Short story collections are hard. The stories need to be brief but not so brief that the story details are lost. The stories need to be engaging--which is hard in only a handful of pages. Should the author have a theme for the short story collection, or is each story a unique standalone? There are a lot of factors to consider when compiling a short story collection, but as a reader, I can say that Anjali Sachdeva does it well in All the Names They Used for God. 

The quality of writing is superb in this collection. The words flow smoothly and gracefully paint the pictures in each story. The pace of each story is quick. There's never a dull moment or a time when the collection seems to drag. 

The plot and concept in each story is unique in fascinating--truly. The only story I didn't love was Manus.

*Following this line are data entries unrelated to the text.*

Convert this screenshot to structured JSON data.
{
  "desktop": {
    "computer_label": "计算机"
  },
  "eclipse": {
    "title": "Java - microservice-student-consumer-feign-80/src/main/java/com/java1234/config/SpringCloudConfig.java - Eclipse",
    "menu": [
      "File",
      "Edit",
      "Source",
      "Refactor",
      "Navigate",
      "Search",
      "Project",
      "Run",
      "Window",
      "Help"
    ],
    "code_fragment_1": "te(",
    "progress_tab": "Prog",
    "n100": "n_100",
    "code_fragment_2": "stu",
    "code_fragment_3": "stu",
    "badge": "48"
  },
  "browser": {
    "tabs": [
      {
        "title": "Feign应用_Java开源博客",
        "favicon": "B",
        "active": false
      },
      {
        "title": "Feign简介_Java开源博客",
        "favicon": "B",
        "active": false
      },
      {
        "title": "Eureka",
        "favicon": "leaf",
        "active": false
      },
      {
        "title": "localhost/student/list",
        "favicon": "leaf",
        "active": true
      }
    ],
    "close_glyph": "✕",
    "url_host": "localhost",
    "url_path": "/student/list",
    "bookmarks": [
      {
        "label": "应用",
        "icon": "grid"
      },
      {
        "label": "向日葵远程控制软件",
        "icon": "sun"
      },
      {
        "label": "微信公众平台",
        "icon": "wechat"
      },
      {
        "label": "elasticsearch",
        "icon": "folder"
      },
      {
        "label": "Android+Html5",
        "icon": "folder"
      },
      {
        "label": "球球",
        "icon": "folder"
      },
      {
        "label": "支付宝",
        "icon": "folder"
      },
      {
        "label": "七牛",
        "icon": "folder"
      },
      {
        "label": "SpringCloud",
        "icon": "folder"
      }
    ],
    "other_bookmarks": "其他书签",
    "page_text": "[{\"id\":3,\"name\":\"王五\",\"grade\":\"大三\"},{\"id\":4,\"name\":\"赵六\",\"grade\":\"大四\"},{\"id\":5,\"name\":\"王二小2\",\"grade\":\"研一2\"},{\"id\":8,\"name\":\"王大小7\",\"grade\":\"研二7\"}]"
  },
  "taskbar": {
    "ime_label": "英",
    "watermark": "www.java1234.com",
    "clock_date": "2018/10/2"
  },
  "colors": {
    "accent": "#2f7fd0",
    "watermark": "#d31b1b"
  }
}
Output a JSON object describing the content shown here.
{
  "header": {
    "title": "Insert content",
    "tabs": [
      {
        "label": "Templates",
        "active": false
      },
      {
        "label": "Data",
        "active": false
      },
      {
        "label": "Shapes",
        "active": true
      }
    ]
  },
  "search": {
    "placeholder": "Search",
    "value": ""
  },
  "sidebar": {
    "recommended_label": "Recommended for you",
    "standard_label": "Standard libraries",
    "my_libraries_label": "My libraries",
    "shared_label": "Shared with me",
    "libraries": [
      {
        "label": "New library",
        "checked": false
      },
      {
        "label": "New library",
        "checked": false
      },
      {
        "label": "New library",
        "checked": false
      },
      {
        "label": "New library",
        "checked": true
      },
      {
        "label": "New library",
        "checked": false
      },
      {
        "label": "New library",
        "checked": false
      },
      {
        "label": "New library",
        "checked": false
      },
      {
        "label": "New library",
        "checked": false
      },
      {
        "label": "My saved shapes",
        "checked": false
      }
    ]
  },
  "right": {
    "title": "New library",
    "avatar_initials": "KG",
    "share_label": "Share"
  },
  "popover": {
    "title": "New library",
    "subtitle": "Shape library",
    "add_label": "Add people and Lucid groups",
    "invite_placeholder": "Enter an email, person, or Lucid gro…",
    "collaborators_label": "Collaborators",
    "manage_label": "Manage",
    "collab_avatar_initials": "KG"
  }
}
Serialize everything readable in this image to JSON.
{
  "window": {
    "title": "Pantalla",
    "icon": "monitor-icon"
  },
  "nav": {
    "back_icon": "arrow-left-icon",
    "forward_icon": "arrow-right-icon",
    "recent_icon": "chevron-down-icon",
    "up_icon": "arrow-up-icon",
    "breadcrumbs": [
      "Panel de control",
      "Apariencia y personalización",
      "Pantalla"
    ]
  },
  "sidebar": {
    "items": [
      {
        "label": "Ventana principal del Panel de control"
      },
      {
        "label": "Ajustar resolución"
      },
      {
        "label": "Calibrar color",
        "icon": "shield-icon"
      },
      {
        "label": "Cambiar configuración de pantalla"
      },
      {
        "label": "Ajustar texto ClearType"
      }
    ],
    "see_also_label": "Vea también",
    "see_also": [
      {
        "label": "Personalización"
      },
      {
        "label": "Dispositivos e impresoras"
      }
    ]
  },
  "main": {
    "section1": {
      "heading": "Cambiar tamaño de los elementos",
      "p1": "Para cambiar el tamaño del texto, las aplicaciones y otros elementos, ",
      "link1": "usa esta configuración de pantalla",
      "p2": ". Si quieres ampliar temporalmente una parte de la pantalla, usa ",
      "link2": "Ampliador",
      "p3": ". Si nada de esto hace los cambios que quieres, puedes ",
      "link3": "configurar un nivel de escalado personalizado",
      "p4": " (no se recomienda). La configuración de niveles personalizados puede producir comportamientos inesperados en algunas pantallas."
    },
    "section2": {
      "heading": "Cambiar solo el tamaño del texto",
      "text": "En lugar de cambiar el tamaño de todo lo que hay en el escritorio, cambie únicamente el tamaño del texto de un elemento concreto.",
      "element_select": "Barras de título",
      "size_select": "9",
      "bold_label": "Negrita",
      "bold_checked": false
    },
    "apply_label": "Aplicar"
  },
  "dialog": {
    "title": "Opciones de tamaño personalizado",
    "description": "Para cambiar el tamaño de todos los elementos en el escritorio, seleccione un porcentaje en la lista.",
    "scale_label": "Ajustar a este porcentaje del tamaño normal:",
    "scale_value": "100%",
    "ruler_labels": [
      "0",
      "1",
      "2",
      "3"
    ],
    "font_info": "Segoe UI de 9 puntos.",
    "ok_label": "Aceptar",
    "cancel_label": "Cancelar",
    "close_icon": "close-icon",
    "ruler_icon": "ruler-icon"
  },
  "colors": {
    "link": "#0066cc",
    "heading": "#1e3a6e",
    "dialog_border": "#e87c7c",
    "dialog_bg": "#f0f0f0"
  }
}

The rest were a joy to read. What's most impressive is about this short story collection is how engaging each story is. I found myself invested in the characters almost immediately and enjoyed following their plights and adventures. I've read a lot of short stories over the years and never have I felt so connected with the characters, so this was seriously well done. My favorite stories were Glass-Lung and Anything You Might Want. 

The story endings were thoughtfully constructed. A couple ended a bit too abruptly for my tastes, but overall, the endings were great.

The characters in this short story collection are the crowning achievement. Again, I've always had a hard time feeling connected to the characters in short stories, but in All the Names They Used for God, I felt a near-immediate connection to all of the characters. I loved this!

If you enjoy short story collections or want to give short stories a whirl, this book is for you!

Thank you to NetGalley for providing the Kindle version of this book in exchange for an honest review.